Already we’ve seen corporate media go on the offensive, publishing articles spuriously claiming Kshama encouraged violence and lawlessness by standing side by side with peaceful Justice for George Floyd protesters. The Seattle Times, for one, has attempted to equate Kshama and the Black Lives Matter movement peacefully protesting in Mayor Durkan’s neighborhood (which is one of the recall charges) with the violent right-wing plot to kidnap the Michigan Governor.

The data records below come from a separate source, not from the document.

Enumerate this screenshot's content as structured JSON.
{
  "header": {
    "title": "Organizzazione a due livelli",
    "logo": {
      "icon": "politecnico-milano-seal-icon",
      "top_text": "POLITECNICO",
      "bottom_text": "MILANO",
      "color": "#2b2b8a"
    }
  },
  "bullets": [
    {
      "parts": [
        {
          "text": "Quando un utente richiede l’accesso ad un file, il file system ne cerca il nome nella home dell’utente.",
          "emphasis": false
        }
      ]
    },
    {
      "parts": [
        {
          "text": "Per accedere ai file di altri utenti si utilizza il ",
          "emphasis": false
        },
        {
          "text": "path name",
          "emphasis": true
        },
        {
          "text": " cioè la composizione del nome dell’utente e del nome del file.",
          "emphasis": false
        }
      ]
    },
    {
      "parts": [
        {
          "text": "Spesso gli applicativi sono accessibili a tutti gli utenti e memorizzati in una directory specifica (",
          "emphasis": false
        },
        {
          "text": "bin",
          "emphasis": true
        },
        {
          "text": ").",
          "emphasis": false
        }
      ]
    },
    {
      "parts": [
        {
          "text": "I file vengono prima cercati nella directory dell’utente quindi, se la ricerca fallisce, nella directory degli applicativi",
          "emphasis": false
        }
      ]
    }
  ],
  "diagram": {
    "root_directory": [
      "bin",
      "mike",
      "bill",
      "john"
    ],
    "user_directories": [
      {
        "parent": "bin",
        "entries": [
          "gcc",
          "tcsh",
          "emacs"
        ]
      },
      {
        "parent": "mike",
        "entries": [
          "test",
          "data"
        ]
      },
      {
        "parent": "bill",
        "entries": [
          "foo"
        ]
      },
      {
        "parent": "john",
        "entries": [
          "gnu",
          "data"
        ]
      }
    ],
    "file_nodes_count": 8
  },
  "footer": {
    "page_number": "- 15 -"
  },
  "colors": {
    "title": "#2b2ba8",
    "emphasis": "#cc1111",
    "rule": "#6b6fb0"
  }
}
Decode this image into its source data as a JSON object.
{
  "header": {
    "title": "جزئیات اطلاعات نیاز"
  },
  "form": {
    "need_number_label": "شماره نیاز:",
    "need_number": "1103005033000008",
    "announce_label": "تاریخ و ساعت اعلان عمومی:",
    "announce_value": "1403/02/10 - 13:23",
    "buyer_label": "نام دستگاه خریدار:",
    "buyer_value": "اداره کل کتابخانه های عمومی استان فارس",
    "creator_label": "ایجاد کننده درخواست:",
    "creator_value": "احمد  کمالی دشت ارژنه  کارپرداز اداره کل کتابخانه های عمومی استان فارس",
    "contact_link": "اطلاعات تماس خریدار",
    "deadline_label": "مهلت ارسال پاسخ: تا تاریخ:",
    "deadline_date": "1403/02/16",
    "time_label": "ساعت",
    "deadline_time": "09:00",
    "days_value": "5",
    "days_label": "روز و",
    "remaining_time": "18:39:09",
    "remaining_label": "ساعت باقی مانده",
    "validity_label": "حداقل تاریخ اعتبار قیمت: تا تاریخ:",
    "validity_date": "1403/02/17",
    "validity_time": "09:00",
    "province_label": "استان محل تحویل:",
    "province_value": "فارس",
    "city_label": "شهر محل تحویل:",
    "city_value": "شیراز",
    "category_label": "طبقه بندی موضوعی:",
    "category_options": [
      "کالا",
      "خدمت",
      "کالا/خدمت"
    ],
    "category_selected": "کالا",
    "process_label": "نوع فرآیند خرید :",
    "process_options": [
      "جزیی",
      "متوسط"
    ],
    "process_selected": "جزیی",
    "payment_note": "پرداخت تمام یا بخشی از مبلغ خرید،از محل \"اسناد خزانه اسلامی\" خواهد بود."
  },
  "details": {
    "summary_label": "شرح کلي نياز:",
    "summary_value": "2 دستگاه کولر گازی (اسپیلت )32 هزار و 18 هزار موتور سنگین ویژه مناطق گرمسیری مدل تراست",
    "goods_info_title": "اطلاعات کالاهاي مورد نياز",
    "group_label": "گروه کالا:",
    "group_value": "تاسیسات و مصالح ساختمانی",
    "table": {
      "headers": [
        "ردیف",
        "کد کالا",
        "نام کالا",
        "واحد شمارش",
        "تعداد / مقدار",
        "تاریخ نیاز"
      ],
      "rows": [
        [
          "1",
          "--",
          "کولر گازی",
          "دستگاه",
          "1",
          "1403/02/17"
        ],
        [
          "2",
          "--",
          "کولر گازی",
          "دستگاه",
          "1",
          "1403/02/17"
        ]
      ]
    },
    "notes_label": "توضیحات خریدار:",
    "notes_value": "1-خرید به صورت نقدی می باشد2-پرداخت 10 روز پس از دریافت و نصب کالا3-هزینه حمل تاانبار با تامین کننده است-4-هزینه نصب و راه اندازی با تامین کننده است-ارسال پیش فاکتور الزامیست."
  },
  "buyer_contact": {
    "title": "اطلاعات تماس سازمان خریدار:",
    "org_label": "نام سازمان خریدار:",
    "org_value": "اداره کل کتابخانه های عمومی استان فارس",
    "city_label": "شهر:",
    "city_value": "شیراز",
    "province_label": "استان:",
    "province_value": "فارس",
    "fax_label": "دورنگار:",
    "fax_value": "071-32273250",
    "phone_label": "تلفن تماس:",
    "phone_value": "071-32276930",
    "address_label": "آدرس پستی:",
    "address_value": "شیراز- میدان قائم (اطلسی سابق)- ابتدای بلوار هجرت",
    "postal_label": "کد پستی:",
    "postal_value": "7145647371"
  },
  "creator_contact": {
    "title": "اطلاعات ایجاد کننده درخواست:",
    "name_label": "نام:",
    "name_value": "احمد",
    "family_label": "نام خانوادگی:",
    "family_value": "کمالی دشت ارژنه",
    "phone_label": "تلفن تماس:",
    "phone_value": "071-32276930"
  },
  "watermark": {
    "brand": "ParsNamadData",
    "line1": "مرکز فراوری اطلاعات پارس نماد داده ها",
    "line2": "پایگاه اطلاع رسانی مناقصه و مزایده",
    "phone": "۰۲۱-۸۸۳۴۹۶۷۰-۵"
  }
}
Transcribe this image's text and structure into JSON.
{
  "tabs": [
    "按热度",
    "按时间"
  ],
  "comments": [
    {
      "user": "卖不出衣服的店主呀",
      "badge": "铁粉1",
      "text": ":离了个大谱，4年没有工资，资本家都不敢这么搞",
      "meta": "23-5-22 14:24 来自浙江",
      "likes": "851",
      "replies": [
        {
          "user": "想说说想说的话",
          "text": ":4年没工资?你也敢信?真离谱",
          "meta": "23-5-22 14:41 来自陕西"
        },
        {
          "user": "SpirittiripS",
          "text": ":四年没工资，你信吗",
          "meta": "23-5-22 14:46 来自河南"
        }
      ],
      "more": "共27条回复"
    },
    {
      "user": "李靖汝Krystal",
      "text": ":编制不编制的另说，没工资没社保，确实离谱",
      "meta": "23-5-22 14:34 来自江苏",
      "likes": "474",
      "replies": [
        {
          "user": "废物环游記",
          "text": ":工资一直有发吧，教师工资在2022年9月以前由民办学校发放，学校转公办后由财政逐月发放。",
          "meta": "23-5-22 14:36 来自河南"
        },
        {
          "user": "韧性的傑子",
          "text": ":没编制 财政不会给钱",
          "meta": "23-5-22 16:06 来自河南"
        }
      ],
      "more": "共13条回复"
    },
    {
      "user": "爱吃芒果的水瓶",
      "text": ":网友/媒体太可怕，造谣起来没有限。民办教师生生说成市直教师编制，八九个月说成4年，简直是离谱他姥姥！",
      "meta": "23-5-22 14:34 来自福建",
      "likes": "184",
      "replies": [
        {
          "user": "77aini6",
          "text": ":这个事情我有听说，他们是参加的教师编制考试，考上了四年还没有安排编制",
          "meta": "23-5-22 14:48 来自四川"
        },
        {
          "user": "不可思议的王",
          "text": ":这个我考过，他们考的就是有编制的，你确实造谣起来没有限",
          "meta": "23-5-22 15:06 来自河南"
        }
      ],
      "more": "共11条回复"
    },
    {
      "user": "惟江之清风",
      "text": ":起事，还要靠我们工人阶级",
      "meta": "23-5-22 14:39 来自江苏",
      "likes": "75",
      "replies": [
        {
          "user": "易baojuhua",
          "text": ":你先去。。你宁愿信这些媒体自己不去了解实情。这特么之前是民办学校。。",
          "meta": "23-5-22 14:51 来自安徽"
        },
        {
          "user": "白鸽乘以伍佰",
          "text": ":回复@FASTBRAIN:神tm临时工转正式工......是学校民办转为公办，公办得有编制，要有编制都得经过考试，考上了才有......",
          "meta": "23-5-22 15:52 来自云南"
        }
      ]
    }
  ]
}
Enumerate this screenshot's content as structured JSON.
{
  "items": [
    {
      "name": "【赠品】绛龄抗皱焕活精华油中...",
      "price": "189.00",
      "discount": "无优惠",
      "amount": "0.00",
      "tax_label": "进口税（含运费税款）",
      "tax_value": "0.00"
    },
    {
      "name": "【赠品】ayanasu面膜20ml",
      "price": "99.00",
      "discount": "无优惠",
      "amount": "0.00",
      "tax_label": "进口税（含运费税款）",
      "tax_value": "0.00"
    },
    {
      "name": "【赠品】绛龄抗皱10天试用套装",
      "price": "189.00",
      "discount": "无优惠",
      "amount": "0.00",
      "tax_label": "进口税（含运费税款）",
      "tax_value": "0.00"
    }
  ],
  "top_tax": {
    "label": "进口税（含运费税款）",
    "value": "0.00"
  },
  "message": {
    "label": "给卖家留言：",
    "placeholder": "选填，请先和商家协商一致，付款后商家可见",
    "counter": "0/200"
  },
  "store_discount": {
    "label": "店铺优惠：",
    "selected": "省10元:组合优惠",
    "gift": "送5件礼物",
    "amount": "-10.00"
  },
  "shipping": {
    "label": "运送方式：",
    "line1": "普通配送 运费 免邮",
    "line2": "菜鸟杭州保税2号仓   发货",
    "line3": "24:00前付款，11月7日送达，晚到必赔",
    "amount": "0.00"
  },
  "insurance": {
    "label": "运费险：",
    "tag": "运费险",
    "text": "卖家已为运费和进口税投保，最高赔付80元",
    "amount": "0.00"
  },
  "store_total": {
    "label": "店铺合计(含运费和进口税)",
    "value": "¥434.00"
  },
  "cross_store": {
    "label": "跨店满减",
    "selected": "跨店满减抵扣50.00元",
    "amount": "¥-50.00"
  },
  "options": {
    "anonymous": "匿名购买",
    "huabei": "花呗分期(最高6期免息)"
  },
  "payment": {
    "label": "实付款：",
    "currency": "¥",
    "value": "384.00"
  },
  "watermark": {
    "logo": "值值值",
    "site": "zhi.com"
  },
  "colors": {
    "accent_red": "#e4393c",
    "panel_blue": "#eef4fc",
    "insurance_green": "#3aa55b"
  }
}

A fighting socialist campaign
What these corporate media articles neglect to mention is that the mass protests this year have been overwhelmingly peaceful and have had a powerful impact in pushing back against racism in the era of Donald Trump. In Seattle, they have also helped lead to two historic victories: the first-in-nation ban on chemical weapons and the Amazon Tax for affordable housing. We know what actually keeps our communities safe: good paying union jobs, affordable housing and fully funded education and public services, paid for by taxing the rich and not working people—Kshama and our movements have fought for these at every turn against the opposition of the political establishment.
The Kshama Solidarity Campaign has hit the ground running, building up a fighting campaign apparatus and raising $110,000 in the first six weeks of our campaign, with already over 1,200 working-class and middle-class donors. Our campaign is building the demand to cancel rent for those who’ve lost their incomes due to the pandemic and against this coming wave of evictions. We’re campaigning for a socialist Green New Deal in Seattle to end all fossil fuel emissions by 2030 and to create thousands of well paid union jobs. We’re demanding an elected community oversight board with full powers over the police, including setting department policy and hiring and firing of officers. In Seattle, the Office of Police Accountability is completely defanged: of 19,000 complaints submitted to the OPA from the protests this summer, the only results are 1 written reprimand and another officer facing a potential paid suspension of a few days.
Despite the enormous resources of the right-wing and big business, we must remember what we can win when we get organized.